Da Sky a Cavalli, da Publitalia a Fca: 1.500 con la valigia per seguire il lavoro
Castano (Mise): «I cambi di sede non siano lo stratagemma per ridurre il personale»
Il lavoro è mobile. E sempre più spesso obbliga a fare la valigia. Lasciamo stare i casi di delocalizzazione di aziende all’estero. E parliamo invece delle imprese che accorpano sedi pur restando in Italia. Per via di una ristrutturazione dovuta alla fusione di gruppi prima concorrenti. O per la cessione/acquisizione di nuovi appalti. Fatto sta che sempre più spesso intere famiglie si trovano davanti al dilemma: cercare un nuovo posto oppure trasferire in pianta stabile mogli, mariti, figli e mutui in un’altra città. E così qualcuno, anche nel sindacato al di fuori del pubblico impiego, si risente quando sente parlare di «insegnanti deportati» dalla «buona scuola» del governo Renzi. Perché in realtà il problema ce l’hanno un po’ tutti.
L’ultimo caso in ordine di tempo è quello di Sky Italia.
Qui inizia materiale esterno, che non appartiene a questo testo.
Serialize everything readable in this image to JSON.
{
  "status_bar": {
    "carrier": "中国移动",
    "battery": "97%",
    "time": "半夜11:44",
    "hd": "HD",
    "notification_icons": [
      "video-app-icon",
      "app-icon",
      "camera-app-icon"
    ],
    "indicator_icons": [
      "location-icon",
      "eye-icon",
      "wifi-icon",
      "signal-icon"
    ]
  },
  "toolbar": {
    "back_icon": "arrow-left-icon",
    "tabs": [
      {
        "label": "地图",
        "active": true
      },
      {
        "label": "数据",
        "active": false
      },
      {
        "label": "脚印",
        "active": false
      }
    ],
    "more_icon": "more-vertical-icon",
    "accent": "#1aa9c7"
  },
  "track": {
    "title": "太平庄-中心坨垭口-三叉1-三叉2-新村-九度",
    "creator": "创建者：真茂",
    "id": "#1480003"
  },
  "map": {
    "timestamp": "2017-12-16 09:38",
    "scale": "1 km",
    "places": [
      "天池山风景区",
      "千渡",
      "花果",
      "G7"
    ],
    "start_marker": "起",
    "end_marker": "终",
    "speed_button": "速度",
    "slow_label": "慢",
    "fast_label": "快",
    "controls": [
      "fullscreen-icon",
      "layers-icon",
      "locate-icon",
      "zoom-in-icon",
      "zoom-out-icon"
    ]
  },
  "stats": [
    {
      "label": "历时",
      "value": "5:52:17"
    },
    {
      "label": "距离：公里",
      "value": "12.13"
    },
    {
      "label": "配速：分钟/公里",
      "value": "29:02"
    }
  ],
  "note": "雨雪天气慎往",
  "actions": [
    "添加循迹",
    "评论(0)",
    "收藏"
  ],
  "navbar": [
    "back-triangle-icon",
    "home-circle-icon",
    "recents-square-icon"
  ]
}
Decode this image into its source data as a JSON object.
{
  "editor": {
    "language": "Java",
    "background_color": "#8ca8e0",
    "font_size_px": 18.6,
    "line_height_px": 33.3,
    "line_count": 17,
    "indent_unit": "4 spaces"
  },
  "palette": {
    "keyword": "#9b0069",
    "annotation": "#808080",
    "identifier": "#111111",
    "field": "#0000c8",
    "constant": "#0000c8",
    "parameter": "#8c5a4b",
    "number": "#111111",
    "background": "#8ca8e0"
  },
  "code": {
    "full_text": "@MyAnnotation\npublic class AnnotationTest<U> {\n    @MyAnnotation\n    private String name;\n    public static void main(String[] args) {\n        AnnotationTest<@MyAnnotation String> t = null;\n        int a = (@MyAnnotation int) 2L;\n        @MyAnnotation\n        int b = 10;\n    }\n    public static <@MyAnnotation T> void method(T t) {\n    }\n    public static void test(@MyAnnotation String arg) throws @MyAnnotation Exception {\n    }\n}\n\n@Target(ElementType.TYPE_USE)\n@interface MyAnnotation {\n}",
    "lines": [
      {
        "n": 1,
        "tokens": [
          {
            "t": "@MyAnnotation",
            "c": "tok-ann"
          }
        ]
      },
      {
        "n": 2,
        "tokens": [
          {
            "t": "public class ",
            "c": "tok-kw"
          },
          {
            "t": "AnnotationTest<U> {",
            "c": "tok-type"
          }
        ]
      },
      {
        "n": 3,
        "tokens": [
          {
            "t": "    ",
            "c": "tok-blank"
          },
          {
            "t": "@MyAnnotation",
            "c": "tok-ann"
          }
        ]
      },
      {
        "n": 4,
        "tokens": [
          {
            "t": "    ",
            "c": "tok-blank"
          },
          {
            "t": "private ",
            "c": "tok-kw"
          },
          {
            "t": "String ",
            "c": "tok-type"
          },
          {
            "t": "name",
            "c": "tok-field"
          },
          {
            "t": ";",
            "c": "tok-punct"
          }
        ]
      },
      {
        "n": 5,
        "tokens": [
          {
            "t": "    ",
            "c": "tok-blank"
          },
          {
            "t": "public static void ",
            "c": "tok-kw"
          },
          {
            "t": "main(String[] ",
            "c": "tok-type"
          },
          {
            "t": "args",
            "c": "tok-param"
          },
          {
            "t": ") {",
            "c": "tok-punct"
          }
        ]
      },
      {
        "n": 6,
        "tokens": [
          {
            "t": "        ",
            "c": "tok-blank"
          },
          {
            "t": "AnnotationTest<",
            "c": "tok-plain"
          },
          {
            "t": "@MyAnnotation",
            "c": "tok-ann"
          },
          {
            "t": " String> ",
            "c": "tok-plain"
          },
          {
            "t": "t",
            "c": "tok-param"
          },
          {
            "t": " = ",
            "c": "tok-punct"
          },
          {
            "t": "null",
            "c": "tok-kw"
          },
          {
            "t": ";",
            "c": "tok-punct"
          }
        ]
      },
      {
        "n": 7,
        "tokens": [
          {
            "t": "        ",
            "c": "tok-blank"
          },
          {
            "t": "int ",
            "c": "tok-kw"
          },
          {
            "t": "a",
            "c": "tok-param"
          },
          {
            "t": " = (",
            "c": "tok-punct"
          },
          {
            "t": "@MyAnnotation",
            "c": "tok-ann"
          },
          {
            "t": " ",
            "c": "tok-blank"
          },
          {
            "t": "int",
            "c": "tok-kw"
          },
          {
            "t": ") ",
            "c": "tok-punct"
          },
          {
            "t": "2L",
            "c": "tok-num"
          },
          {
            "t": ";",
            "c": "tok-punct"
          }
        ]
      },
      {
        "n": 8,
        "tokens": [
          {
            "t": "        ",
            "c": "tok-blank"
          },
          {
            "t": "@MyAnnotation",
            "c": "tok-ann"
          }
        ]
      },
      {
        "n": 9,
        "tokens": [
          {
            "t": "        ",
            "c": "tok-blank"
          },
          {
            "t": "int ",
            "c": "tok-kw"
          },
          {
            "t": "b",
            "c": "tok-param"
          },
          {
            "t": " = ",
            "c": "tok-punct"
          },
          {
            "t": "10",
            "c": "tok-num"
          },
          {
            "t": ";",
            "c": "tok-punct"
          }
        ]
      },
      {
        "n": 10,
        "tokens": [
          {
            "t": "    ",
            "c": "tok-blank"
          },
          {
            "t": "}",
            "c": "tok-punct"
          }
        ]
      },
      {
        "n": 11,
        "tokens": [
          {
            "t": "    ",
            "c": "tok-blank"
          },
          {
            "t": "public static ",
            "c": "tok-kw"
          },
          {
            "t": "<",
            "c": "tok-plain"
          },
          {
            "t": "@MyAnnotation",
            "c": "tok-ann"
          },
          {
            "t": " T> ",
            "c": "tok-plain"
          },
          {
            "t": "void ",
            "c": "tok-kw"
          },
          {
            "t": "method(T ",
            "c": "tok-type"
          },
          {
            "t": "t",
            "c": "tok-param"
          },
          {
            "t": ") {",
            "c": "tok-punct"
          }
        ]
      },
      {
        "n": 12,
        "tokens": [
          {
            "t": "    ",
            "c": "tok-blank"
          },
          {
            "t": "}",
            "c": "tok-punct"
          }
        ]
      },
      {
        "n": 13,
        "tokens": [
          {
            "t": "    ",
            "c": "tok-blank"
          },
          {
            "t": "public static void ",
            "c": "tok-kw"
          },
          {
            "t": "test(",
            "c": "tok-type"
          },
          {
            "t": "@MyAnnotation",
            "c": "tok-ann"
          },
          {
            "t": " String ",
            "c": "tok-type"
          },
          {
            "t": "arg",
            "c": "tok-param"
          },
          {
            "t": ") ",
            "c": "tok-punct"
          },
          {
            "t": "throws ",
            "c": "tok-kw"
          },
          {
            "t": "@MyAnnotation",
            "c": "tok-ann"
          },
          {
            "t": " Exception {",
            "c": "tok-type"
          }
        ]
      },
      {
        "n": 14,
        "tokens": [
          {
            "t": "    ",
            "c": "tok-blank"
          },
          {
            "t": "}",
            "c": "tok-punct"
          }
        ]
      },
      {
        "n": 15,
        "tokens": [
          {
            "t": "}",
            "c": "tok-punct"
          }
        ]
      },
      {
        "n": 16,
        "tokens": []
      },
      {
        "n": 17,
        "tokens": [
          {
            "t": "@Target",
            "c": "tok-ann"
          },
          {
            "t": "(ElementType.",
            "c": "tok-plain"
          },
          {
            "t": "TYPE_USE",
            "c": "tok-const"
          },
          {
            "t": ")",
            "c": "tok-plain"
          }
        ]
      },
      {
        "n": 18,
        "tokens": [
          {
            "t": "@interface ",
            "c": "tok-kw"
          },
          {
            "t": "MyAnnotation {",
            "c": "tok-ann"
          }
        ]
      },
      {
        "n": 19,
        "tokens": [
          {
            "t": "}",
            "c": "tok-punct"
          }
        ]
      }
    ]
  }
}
Duecento esuberi e 300 trasferimenti da Roma a Milano. Ma non è certo l’unico. «Si tratta di una tipologia di crisi occupazionale sempre più frequente», rileva dal suo osservatorio Giampiero Castano, coordinatore dell’unità del ministero dello Sviluppo economico per la gestione delle vertenze delle imprese in crisi. «L’attività d’impresa è per definizione libera. Ma i cambi di sede non diventino lo stratagemma per ridurre in modo più semplice il personale», auspica Castano.
I casi delle aziende che traslocano sono molto diversi tra loro. Quando la sede si sposta sotto i 50 chilometri non è necessario alcun accordo sindacale, chi non accetta di cambiare indirizzo perde il posto. Quando si va oltre i 50 chilometri si apre una trattativa con il sindacato. Salvo eccezioni. Prendiamo l’esempio Publitalia. Nella concessionaria del gruppo Mediaset al momento 24 dipendenti stanno trattando con l’azienda il trasloco da Roma a Milano. Ma nel negoziato il sindacato non è coinvolto semplicemente perché i lavoratori non sono iscritti ad alcuna sigla e preferiscono gestire il passaggio direttamente con l’azienda. Una decina dei 24 potrebbe valutare di continuare a lavorare a Roma ma alle dipendenze di un’altra agenzia a cui sarebbe appaltato il servizio. Gli altri sceglieranno tra due strade: andare a Milano con un bonus economico per il trasferimento o accettare una buonuscita.
Dal piccoli numeri di Publitalia al più imponente trasloco — seppure temporaneo — gestito da Fca con Fim Cisl e Uilm Uil. Qui i 500 lavoratori che si trasferiranno da Pomigliano a Cassino (94 chilometri) potranno contare su 550 euro mensili in più. L’intesa resta in vigore fino al settembre 2018.
Nella bergamasca Italcementi, dopo la vendita alla tedesca Heidelbergcement, è stato firmato lo scorso maggio un accordo per la riorganizzazione della produzione. A oggi, su 350 persone coinvolte nella ristrutturazione, una trentina, soprattutto quadri e dirigenti, si sono trasferiti in Germania, ad Heidelberg.
Tornando in Italia, la direzione degli spostamenti non va sempre da Roma a Milano. Anche il capoluogo lombardo fa i conti con il trasferimento di attività in diversi settori. Il gruppo di Cincinnati Convergys vorrebbe chiudere il call center di Cernusco sul Naviglio e portare 221 addetti a Cagliari. Il fondo Clessidra che ha rilevato l’attività di Roberto Cavalli vorrebbe portare a Firenze la sede milanese dell’azienda della moda.
«I casi si stanno moltiplicando. Ma quando il problema si crea è tardi, forse il legislatore dovrebbe dare agli enti locali strumenti adatti a fare fronte alla situazione», valuta Elena Buscemi, consigliera delegata al Lavoro della città metropolitana milanese.
Certo, ci sono anche casi in cui si sono cercate soluzioni per rendere più sostenibili i cambiamenti di sede. Prendiamo Whirlpool. La multinazionale ha stretto un accordo per portare i dipendenti che si rendono disponibili da Carinaro (Caserta) a Cassinetta (Varese). A oggi 52 hanno accettato. Anche perché l’intesa prevede, in caso di assunzioni, la precedenza ai parenti dei dipendenti.